An interesting spoiler war
I’ve been swamped with tasks that have prevented me from blogging what I’ve wanted to talk about – the finale of The Wire (which was utterly satisfying, of course), the brief run of Breaking Bad (in which Bryan Cranston becomes the most compelling actor on TV), some post-SCMS thoughts – but I read an interesting exchange I couldn’t resist exploring a bit tonight.
My good friend Michael Newman got into a bit of a scuffle with Vulture, the New York Magazine entertainment blog. Vulture has been blogging with spoiling headlines for TV shows, especially The Wire. Mike ripped them for that. Vulture laid out a manifesto proclaiming that TV shows can be discussed openly shortly after airing, and a chart outlining the statute of limitations for spoiling across media. Mike schooled them further, highlighting how Vulture is not adapting to the realities of TV-as-file, as they’re stuck in TV-as-flow. Vulture responded by mocking Mike and his high-falutingness, which also yielded an interesting debate in the comments thread, mostly among Vulture writers.

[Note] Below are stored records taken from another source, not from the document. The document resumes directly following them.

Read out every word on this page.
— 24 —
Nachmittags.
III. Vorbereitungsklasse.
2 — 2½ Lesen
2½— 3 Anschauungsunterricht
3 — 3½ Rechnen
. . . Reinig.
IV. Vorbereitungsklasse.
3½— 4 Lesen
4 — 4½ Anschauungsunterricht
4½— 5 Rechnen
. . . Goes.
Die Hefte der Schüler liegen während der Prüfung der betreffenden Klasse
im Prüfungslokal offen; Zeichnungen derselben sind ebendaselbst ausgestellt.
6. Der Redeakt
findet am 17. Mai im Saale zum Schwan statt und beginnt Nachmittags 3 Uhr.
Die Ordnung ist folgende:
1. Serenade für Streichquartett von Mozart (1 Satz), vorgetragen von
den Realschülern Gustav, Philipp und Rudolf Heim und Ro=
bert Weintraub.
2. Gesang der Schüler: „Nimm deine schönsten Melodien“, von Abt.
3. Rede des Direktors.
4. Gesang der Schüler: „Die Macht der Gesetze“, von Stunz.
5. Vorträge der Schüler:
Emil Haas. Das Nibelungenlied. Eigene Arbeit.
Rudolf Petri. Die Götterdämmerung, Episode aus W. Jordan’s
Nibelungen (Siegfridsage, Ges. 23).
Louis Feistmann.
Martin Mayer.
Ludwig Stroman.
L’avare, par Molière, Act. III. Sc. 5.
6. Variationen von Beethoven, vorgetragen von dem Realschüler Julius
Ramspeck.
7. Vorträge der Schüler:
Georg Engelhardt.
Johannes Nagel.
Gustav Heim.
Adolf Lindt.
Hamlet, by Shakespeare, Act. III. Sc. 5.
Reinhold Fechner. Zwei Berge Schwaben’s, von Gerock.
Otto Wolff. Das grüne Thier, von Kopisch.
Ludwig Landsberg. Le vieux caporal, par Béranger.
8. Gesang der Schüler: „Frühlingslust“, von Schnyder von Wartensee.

I’m not too invested in who is right or wrong in this debate – although I agree with Mike and a number of the Vulture writers in the comments that spoiling in an article headline is simply wrong, with no upside beyond agitating readers. My own interest in spoilers is more of a meta-interest, looking at why people try to consume them (as covered in this essay on Lost spoiler fans), not the ontology of spoilerdom itself.
But what I find particularly interesting in this exchange is the relative perception between the journalists on Vulture and Mike as academic – both seem to see the other side as more of an empowered authority than themselves. The Vulture journalists regard Mike as an elite academic, laying down ‘power-knowledge’ from on high. Mike sees the Vultures as part of a media industrial elite, monetizing eyeballs and fighting for an old-media paradigm. It’s a battle of the underdogs, each claiming less power than their foes.
Being a pop culture academic is an odd hybrid – we are certainly imbued by the power of the academy to profess and pontificate with a degree of authority (and compensated adequately for doing it). Yet we rarely have the ability to connect with either the creators of the works about which we claim expertise or the bulk of viewers who comprise a medium’s audience, especially when compared with entertainment journalists who have broad access and readership. I’ve been reading the coverage of The Wire‘s with both admiration of the many thoughtful and insightful writers covering the TV beat, and jealousy of the access that journalists can get to talk with David Simon and other cast & crew. I want to connect with television creators, but find the gulf between academy and industry too wide to easily cross. And yet these same journalists often call us academics to offer an “expert” quote on the broader historical or social significance of television. So who is the elite here? And what’s the role of the academic who reaches out to a broader audience, not from the lofty heights of the university but via the generic frame of a WordPress or Blogger site? Who has the power-knowledge here?